Somewhere along the way, we have started treating people – ourselves included – as a means to an end instead of as ends in themselves. We regularly press people into service, not even bothering to find out what’s going on in their lives or if they are in a season or place of vulnerability or need themselves. We keep calling upon the same few people who have not said “no” to us in the past and we are blind to the fractures in their own families, marriages, or the fact that they are running away from the light God wants to shine into their messy lives by immersing themselves in serving God. We have wandered far from believing Jesus when He said, “Without me you can do nothing” Jn 15:5. We have not learned how to sit at the feet of the Master and to incline our ears to His voice first, and to keep returning to this posture of a disciple and then “Do whatever He tells you” Jn2:5. Instead, we have gotten into the habit of running out and trying to save the world ourselves and our prayers are filled with petitions for God to help us in our endeavours instead of listening and uttering, “Thy will be done, thy Kingdom come.”

What was it that Jesus said about how his disciples would be recognised? Wasn’t it by our love for one another (Jn 13:35)? The early Christians bewildered the world around them by the love their showed to one another because GOD IS LOVE. Christ never said that his disciples would be recognised by how constantly busy and productive they are – or how many events and programs they run to proclaim the Good News. What is any of this worth – without love? The Good News IS LOVE. And how can we say we love one another if we do not know how to honour the dignity and beauty of every individual? What kind of Church are we becoming if our communities are not safe spaces in which anybody – especially our leaders – can be authentic and admit when they are weak, and are supported and loved when they do so?
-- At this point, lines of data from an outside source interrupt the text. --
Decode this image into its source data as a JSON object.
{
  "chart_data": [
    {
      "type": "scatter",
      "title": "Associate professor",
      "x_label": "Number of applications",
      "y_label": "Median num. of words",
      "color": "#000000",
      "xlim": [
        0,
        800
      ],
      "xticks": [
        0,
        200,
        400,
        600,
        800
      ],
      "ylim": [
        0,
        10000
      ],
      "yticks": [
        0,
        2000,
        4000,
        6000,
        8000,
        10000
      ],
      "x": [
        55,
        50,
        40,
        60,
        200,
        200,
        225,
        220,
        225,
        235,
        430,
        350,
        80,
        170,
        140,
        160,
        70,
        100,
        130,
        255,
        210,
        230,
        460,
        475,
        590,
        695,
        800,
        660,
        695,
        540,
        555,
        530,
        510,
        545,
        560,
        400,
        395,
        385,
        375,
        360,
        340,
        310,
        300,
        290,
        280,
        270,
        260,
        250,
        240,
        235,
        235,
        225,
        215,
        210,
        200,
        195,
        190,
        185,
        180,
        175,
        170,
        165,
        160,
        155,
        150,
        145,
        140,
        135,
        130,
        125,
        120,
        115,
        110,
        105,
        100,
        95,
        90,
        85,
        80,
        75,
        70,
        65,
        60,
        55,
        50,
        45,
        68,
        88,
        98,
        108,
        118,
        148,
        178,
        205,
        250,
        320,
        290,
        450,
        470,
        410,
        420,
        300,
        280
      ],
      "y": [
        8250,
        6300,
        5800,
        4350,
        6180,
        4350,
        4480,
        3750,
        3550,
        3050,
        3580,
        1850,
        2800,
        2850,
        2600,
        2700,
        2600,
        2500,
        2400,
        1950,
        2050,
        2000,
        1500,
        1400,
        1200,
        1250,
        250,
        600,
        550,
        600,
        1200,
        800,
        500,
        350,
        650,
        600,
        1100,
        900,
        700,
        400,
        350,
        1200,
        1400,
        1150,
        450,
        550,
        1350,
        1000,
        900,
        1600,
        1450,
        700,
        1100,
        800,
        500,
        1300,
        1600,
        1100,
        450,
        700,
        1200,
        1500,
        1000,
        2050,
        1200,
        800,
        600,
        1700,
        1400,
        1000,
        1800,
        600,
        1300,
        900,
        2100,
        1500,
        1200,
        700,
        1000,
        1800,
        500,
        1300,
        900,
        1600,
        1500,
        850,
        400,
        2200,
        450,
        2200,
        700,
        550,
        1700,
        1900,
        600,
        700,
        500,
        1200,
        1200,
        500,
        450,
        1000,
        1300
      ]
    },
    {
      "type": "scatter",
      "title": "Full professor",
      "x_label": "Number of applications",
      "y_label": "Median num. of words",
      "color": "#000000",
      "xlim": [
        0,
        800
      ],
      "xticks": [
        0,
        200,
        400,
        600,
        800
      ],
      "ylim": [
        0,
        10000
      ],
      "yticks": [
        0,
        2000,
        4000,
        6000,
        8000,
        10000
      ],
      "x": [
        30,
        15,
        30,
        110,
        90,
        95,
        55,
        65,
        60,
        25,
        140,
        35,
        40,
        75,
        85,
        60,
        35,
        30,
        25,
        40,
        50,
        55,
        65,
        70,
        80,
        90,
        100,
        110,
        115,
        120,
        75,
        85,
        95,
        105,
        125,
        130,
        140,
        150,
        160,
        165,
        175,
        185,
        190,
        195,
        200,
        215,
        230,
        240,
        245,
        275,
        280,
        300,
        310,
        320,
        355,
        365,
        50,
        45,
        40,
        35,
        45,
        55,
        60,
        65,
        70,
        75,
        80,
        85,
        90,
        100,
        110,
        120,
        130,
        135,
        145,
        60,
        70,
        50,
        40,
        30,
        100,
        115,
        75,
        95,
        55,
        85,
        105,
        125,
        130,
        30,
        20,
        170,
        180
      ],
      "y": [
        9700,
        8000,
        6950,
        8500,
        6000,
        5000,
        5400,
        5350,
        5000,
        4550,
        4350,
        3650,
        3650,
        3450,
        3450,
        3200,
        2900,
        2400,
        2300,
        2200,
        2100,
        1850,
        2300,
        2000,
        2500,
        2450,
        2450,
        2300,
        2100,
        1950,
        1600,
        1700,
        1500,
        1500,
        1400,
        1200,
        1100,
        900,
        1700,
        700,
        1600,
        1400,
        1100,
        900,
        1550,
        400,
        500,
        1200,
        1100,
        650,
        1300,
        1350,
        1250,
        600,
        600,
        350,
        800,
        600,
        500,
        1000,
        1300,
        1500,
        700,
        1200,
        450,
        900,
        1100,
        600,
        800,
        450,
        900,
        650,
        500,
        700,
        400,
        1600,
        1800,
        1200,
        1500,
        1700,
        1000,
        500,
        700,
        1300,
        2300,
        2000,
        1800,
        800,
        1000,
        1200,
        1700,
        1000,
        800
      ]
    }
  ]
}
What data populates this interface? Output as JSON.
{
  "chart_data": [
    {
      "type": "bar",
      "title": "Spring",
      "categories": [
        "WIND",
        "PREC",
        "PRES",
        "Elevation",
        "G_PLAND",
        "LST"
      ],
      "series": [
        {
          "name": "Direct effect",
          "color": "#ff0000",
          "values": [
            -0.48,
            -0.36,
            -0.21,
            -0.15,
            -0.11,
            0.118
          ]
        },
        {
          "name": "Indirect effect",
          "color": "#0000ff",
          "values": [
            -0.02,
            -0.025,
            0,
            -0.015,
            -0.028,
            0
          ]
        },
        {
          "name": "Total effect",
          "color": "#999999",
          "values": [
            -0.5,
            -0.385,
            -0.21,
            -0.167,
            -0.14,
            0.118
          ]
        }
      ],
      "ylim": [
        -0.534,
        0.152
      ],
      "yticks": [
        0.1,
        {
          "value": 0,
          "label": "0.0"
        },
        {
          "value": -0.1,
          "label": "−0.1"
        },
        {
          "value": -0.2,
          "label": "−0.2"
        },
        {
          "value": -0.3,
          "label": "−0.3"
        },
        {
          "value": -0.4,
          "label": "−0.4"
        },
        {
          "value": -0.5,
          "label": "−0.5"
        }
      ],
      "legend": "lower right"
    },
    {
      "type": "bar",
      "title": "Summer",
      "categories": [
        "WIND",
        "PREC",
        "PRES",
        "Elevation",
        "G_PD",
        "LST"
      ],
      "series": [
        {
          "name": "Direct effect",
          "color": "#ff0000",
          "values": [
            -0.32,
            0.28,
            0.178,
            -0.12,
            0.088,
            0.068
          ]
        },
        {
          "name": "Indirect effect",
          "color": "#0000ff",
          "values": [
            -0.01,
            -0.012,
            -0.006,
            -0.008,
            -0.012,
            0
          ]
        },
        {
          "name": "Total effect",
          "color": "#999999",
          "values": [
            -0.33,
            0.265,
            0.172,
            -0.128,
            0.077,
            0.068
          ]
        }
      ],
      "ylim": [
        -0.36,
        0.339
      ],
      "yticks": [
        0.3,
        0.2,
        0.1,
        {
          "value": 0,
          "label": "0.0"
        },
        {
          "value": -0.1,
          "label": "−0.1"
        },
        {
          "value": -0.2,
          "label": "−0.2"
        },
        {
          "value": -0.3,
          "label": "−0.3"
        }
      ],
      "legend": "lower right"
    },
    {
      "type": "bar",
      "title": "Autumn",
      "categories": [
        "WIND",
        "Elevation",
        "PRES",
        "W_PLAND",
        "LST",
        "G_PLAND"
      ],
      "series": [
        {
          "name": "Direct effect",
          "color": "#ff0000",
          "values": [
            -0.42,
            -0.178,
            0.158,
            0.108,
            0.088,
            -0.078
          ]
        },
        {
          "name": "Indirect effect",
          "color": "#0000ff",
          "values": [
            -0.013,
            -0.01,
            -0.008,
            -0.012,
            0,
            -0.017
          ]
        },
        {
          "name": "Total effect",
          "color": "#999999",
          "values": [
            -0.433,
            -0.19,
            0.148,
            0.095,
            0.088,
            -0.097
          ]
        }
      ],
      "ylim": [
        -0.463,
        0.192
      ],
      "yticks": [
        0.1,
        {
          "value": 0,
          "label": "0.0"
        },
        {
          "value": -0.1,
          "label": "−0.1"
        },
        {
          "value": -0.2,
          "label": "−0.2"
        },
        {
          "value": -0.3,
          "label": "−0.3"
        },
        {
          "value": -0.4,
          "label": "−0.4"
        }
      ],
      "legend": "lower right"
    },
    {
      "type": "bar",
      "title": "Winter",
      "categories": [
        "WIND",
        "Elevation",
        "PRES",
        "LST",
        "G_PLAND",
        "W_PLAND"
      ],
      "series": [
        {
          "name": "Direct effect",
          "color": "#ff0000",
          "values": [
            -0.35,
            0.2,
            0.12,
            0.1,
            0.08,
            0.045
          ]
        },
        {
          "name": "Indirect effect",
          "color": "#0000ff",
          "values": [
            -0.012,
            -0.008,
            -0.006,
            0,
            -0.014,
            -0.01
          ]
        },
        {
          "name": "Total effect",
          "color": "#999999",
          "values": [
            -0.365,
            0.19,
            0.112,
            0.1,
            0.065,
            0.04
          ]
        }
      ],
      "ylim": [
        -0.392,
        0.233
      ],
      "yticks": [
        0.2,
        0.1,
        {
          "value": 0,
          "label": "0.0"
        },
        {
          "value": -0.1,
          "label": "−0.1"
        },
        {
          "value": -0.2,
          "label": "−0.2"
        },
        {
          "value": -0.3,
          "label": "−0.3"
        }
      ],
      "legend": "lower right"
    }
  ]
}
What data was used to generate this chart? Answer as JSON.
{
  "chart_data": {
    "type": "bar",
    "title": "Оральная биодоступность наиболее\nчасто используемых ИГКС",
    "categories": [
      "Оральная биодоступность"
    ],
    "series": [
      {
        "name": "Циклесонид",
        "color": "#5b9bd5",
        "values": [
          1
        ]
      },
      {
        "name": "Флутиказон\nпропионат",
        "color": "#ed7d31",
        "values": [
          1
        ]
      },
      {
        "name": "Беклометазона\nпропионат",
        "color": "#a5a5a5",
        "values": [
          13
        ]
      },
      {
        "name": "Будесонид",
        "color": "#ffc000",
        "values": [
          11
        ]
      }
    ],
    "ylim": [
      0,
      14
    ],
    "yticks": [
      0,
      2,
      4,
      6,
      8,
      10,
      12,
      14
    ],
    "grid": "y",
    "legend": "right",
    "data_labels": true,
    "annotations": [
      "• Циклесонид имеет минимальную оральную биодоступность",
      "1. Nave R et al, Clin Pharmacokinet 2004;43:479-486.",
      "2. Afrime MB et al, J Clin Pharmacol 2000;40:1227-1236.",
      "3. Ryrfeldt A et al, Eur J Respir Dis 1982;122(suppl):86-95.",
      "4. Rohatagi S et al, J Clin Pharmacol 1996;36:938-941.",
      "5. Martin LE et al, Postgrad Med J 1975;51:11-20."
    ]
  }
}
Perhaps we can begin just with our own selves and ask ourselves some hard questions. Are we too busy serving to feed our soul? Are we too busy serving to waste time with God? To rest with our families? To tend to our own human needs – the same human needs God gave us out of love for us? The limits God put into all of Creation contain the laws by which they can flourish. Perhaps we should put some time in understanding these “laws” God put into our hearts, our bodies, our minds, our souls… in order to be better stewards of our lives.

As one person once put to me, “There are only three persons in the Trinity, and I am none of them.” Let us learn to love our creatureliness and to bring God glory by loving ourselves and our neighbours as God’s beloveds and not treat one another as servants whose well-being matter less than their productivity, for there is surely no glory or honour to God in that!